Epothilone B induces glioblastoma cell death via survivin down-regulation

Department of Biological Sciences, Grambling State University, Grambling, LA 71245, USA.
Experimental oncology 10/2008; 30(3):195-201.
Source: PubMed


The clinical resistance of glioblastomas to chemotherapeutic agents can be attributed to drug efflux pumps, such as P-glycoprotein, which contributes to reduce drug efficacy. The present study examined the utility of epothilone B, which is not a substrate for P-glycoprotein, on glioblastoma cells.

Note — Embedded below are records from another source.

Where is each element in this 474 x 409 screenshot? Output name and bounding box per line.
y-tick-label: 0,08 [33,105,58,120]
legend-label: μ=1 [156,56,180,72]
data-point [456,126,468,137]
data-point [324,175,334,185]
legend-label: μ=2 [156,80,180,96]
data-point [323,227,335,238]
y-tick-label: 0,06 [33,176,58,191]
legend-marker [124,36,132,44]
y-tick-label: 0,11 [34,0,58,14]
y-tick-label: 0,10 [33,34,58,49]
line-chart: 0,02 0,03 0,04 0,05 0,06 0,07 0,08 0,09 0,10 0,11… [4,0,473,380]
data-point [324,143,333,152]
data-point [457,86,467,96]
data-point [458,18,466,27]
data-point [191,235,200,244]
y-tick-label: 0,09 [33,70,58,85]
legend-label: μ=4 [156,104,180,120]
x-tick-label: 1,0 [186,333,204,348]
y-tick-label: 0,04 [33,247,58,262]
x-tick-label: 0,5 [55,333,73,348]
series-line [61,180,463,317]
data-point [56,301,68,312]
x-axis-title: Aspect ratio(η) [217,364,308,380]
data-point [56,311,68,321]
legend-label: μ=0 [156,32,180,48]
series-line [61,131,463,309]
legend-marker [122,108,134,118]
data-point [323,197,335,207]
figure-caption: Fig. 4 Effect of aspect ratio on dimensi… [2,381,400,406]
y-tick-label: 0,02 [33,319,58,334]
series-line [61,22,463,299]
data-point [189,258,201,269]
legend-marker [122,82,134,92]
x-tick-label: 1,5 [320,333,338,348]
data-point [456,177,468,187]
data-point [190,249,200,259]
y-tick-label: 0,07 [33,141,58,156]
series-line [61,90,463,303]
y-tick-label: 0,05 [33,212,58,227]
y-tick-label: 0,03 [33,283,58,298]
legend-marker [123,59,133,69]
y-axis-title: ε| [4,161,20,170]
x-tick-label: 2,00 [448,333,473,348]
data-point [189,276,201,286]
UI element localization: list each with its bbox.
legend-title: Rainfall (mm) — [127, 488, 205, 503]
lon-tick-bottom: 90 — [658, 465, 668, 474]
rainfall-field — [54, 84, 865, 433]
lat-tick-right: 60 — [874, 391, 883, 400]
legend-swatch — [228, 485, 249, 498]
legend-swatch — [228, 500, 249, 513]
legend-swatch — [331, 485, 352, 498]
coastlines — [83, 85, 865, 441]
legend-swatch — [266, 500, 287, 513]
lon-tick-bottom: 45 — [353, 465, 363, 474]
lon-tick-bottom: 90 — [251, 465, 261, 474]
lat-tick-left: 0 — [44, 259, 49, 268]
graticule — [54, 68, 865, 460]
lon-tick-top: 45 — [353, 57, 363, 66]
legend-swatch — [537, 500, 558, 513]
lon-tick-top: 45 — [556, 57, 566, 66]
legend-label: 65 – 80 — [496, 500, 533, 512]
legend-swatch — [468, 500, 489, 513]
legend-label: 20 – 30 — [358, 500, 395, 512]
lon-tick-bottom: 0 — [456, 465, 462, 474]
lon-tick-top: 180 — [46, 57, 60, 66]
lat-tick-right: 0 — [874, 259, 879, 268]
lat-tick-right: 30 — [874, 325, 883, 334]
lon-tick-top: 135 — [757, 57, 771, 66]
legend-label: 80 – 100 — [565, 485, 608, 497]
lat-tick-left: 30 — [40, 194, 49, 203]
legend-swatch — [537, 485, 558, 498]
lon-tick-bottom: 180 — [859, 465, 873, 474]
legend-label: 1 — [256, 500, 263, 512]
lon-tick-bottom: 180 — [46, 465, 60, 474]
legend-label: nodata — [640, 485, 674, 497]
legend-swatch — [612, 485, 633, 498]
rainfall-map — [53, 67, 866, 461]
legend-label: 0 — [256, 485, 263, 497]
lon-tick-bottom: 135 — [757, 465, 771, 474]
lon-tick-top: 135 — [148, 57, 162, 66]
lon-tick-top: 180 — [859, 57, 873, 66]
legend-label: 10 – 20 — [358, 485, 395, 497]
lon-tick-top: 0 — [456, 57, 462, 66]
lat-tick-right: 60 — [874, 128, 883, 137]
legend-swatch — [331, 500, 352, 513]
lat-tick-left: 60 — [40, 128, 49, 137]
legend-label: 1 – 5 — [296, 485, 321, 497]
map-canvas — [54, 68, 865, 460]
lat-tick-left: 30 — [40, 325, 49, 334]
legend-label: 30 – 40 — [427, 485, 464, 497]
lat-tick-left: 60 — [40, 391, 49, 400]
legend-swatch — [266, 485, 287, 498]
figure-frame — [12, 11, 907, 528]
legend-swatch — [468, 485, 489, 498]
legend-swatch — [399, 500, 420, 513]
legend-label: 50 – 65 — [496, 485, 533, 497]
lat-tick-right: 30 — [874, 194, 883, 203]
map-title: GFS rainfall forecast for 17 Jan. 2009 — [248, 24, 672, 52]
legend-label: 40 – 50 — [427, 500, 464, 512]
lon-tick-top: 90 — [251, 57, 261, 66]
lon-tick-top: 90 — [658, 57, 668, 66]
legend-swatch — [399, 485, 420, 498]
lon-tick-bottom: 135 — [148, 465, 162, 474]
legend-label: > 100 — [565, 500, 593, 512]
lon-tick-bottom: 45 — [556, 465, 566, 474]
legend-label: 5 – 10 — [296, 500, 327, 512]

In vitro methods with glioblastoma cells varying in p53 status were used to assess the efficacy of epothilone B to induce anti-neoplastic responses. Immunofluorescence and ELISA procedures were used to examine levels of tubulin and survivin in epothilone B treated glioblastoma cells, while acridine orange labeling was used to detect the mode of epothilone B induced cell death.
A clinically achievable concentration of epothilone B induced a cytotoxic response in p53 mutant glioblastoma cells, as a consequence of survivin down-regulation and tubulin redistribution, while a cytostatic response was observed in p53 null glioblastoma cells with a modest increase in survivin expression post-epothilone B treatment. However, p53 wild-type glioblastoma cells did not sustain a positive anti-tumorigenic response to epothilone B.
Epothilone B, induced positive differential responses in glioblastoma cells with abnormal p53 status, but not in p53 wild-type cells. This suggests that epothilone B is a potential alternative to classic microtubule inhibiting agents (ie vincristine, paclitaxel) used to treat clinical glioblastomas with p53 mutations.